Here are a few suggestions to make it easier for you to contribute!

Describe your PR

Please add a description of your proposed code changes. It does not need to be an exhaustive essay, however a PR with no description or just a few words might not get accepted, simply because very basic information is missing.

A good description helps us to review and understand your proposed changes. For example, you could say a few words about

  • what you try to achieve (new feature, fixing a bug, refactoring, security enhancements, etc.)
  • how your code works (short technical summary - focus on important aspects that might not be obvious when reading the code)
  • testing you performed, known limitations, open ends you possibly could not solve.
  • any areas where you like to get help from an experienced maintainer (yes WLED has become big 😉)
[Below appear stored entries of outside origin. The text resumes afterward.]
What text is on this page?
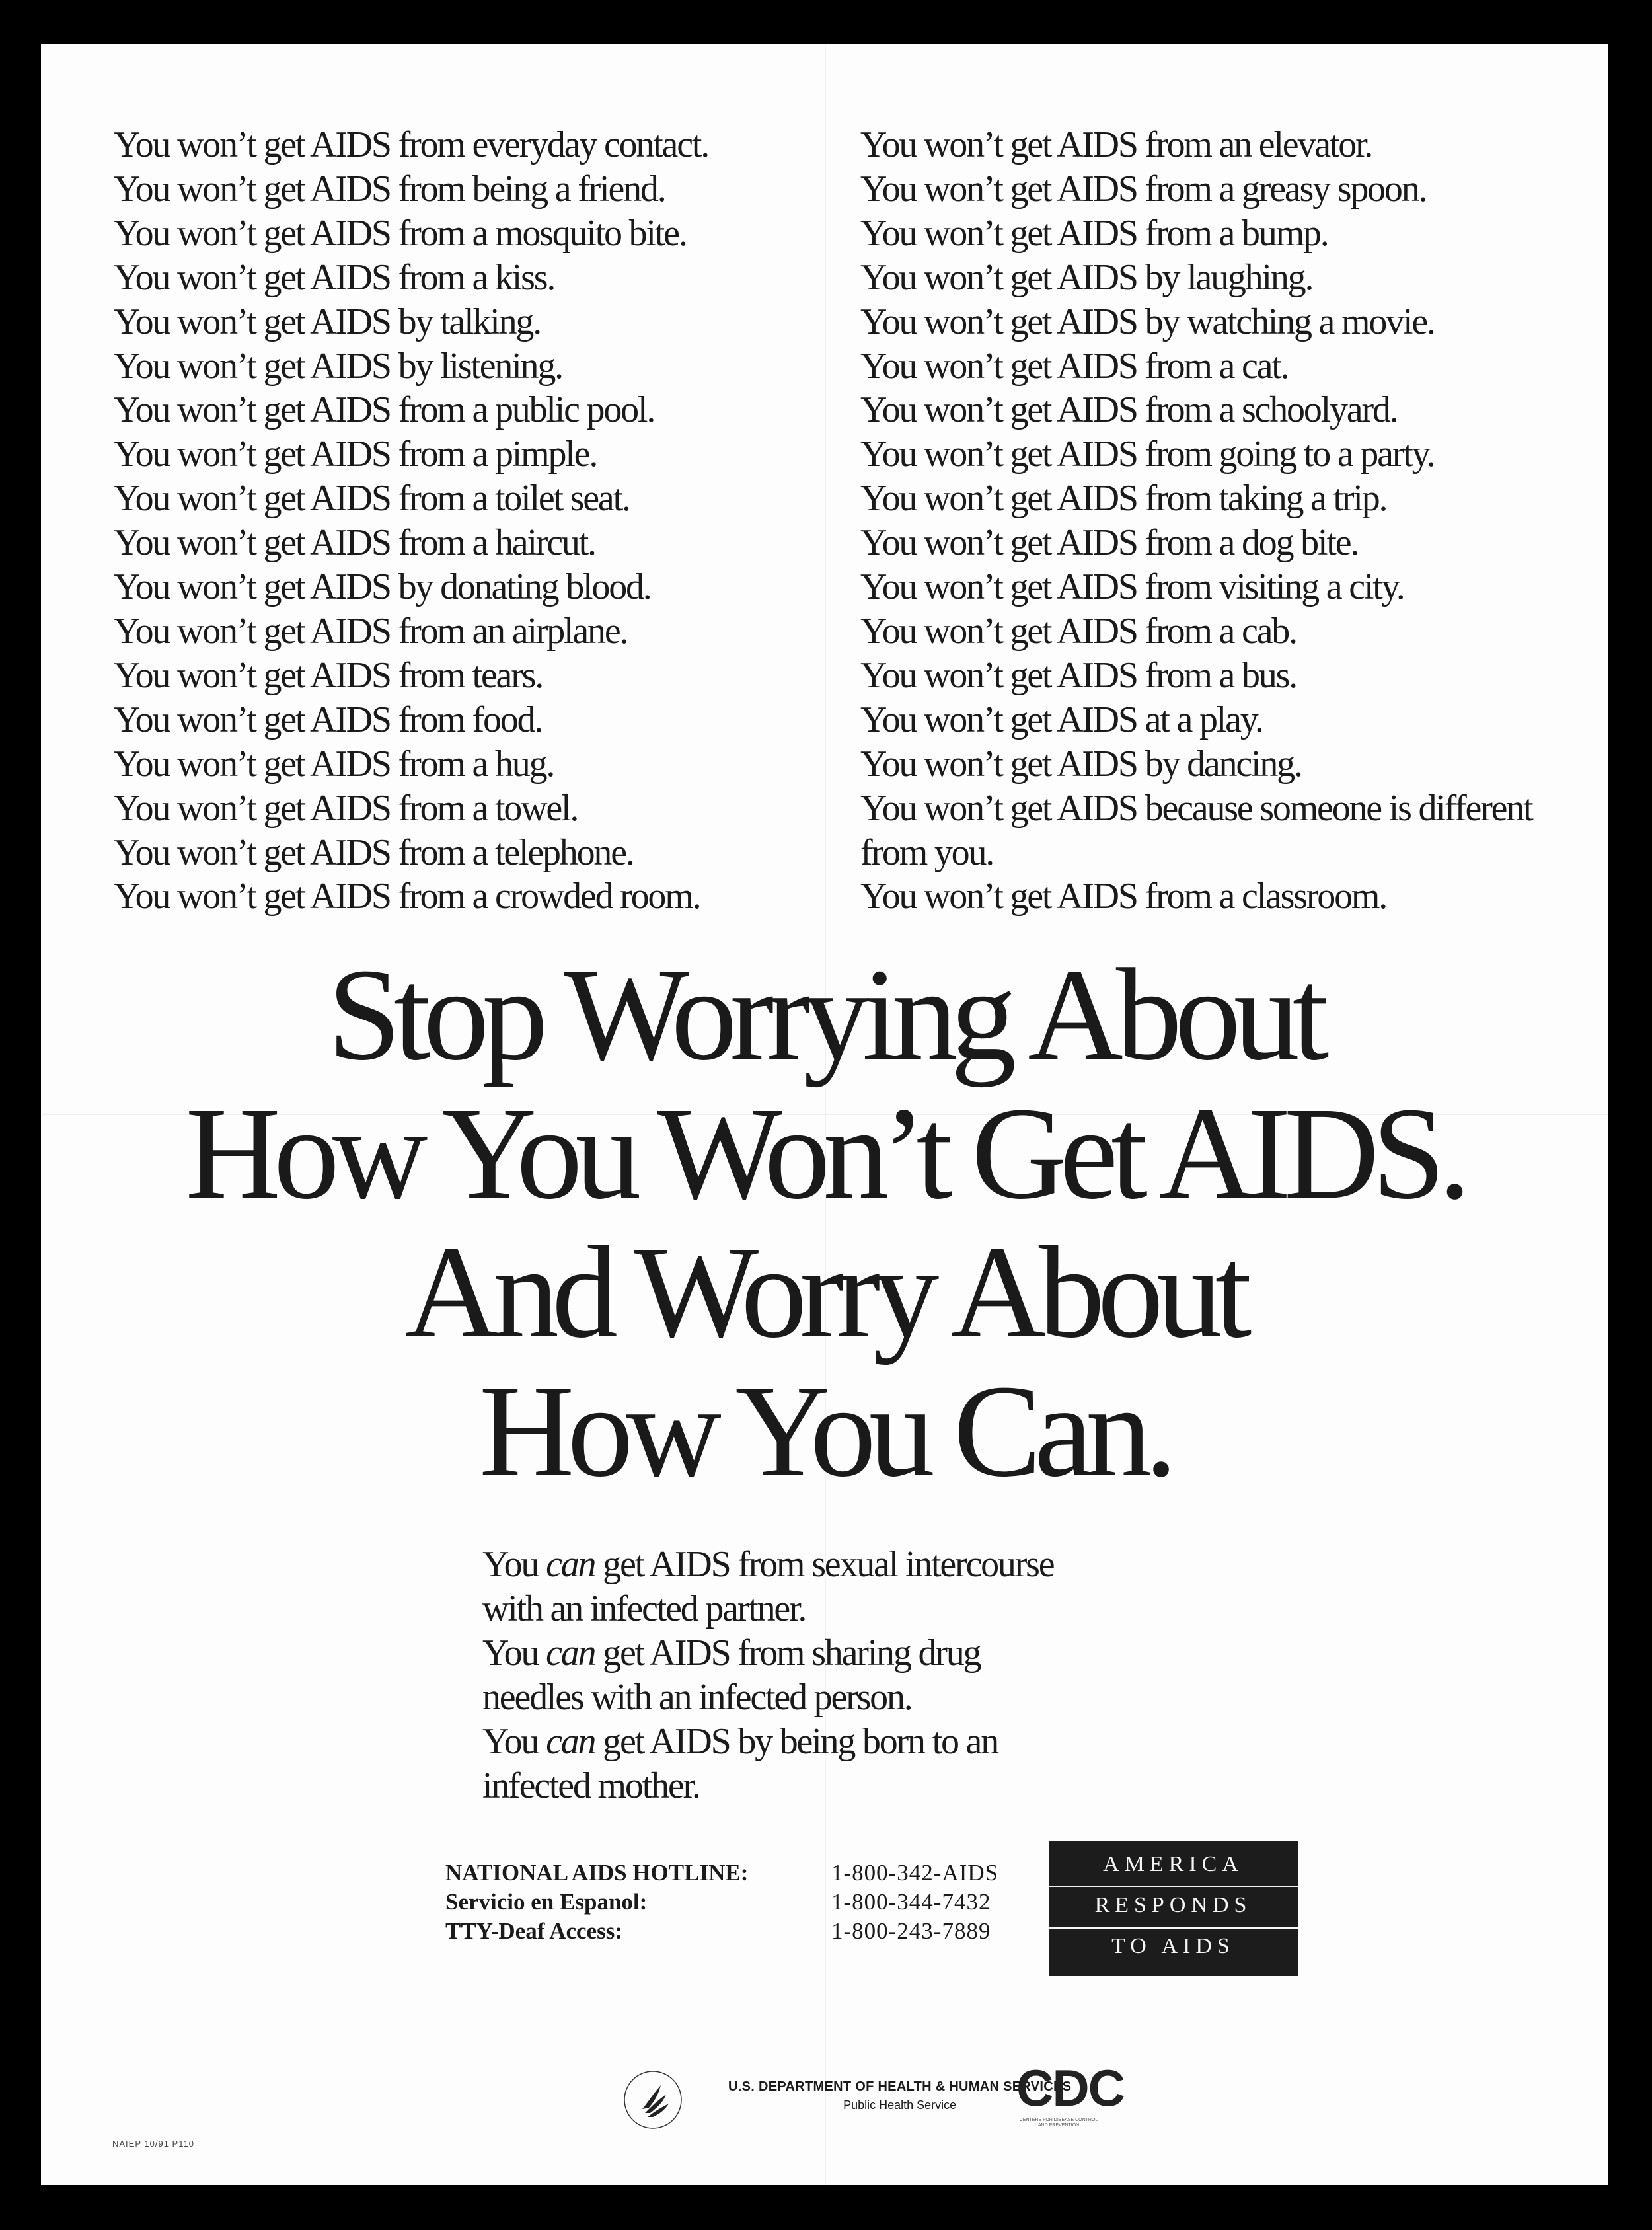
You won’t get AIDS from everyday contact.
You won’t get AIDS from being a friend.
You won’t get AIDS from a mosquito bite.
You won’t get AIDS from a kiss.
You won’t get AIDS by talking.
You won’t get AIDS by listening.
You won’t get AIDS from a public pool.
You won’t get AIDS from a pimple.
You won’t get AIDS from a toilet seat.
You won’t get AIDS from a haircut.
You won’t get AIDS by donating blood.
You won’t get AIDS from an airplane.
You won’t get AIDS from tears.
You won’t get AIDS from food.
You won’t get AIDS from a hug.
You won’t get AIDS from a towel.
You won’t get AIDS from a telephone.
You won’t get AIDS from a crowded room.
You won’t get AIDS from an elevator.
You won’t get AIDS from a greasy spoon.
You won’t get AIDS from a bump.
You won’t get AIDS by laughing.
You won’t get AIDS by watching a movie.
You won’t get AIDS from a cat.
You won’t get AIDS from a schoolyard.
You won’t get AIDS from going to a party.
You won’t get AIDS from taking a trip.
You won’t get AIDS from a dog bite.
You won’t get AIDS from visiting a city.
You won’t get AIDS from a cab.
You won’t get AIDS from a bus.
You won’t get AIDS at a play.
You won’t get AIDS by dancing.
You won’t get AIDS because someone is different from you.
You won’t get AIDS from a classroom.
Stop Worrying About
How You Won’t Get AIDS.
And Worry About
How You Can.
You can get AIDS from sexual intercourse
with an infected partner.
You can get AIDS from sharing drug
needles with an infected person.
You can get AIDS by being born to an
infected mother.
NATIONAL AIDS HOTLINE:	1-800-342-AIDS
Servicio en Espanol:	1-800-344-7432
TTY-Deaf Access:	1-800-243-7889
AMERICA
RESPONDS
TO AIDS
U.S. DEPARTMENT OF HEALTH & HUMAN SERVICES
Public Health Service	CDC
CENTERS FOR DISEASE CONTROL AND PREVENTION
NAIEP 10/91 P110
Target branch for pull requests

Please make all PRs against the main branch.

Updating your code

While the PR is open - and under review by maintainers - you may be asked to modify your PR source code. You can simply update your own branch, and push changes in response to reviewer recommendations. Github will pick up the changes so your PR stays up-to-date.

Caution

Do not use "force-push" while your PR is open! It has many subtle and unexpected consequences on our github reposistory. For example, we regularly lost review comments when the PR author force-pushes code changes. So, pretty please, do not force-push.

You can find a collection of very useful tips and tricks here: https://github.com/wled-dev/WLED/wiki/How-to-properly-submit-a-PR

Source Code from an AI agent or bot

Important

Its OK if you took help from an AI for writing your source code.

However, we expect a few things from you as the person making a contribution to WLED:

  • Make sure you really understand the code suggested by the AI, and don't just accept it because it "seems to work".
  • Don't let the AI change already exists without double-checking by you as the contributor. Often, the result will not be complete. For example, comments about the source code may be lost.
  • Remember that AI are still "Often-Wrong" ;-)
  • If you don't feel very confident using English, you can AI for translating code comments and descriptions into English. AI bots are very good at understanding language. However, always check the results in correct. The translation might still have wrong technical terms, or errors in some details.

best practice with AI:

  • As the person who contributes the code to WLED, make sure you understand exactly what the AI code does
  • add a comment like '// below section of my code was generated by an AI, when larger parts of your source code were not written by you personally.
  • always review translations and code comments for correctness
  • If the AI has rewritten existing code, check that the change is necessary and that nothing has been lost or broken. Also check that previous code comments are still intact.

Code style

When in doubt, it is easiest to replicate the code style you find in the files you want to edit :) Below are the guidelines we use in the WLED repository.

Indentation

We use tabs for Indentation in Web files (.html/.css/.js) and spaces (2 per indentation level) for all other files.
You are all set if you have enabled Editor: Detect Indentation in VS Code.

Blocks

Whether the opening bracket of e.g. an if block is in the same line as the condition or in a separate line is up to your discretion. If there is only one statement, leaving out block brackets is acceptable.

Good:

if (a == b) {
  doStuff(a);
}
if (a == b) doStuff(a);

Acceptable - however the first variant is usually easier to read:

if (a == b)
{
  doStuff(a);
}

There should always be a space between a keyword and its condition and between the condition and brace.
Within the condition, no space should be between the parenthesis and variables.
Spaces between variables and operators are up to the authors discretion. There should be no space between function names and their argument parenthesis.

Good:

if (a == b) {
  doStuff(a);
}

Not good:

if( a==b ){
  doStuff ( a);
}

Comments

Comments should have a space between the delimiting characters (e.g. //) and the comment text. Note: This is a recent change, the majority of the codebase still has comments without spaces.

Good:

// This is a comment.

/* This is a CSS inline comment */

/* 
 * This is a comment
 * wrapping over multiple lines,
 * used in WLED for file headers and function explanations
 */

<!-- This is an HTML comment -->

There is no hard character limit for a comment within a line, though as a rule of thumb consider wrapping after 120 characters. Inline comments are OK if they describe that line only and are not exceedingly wide.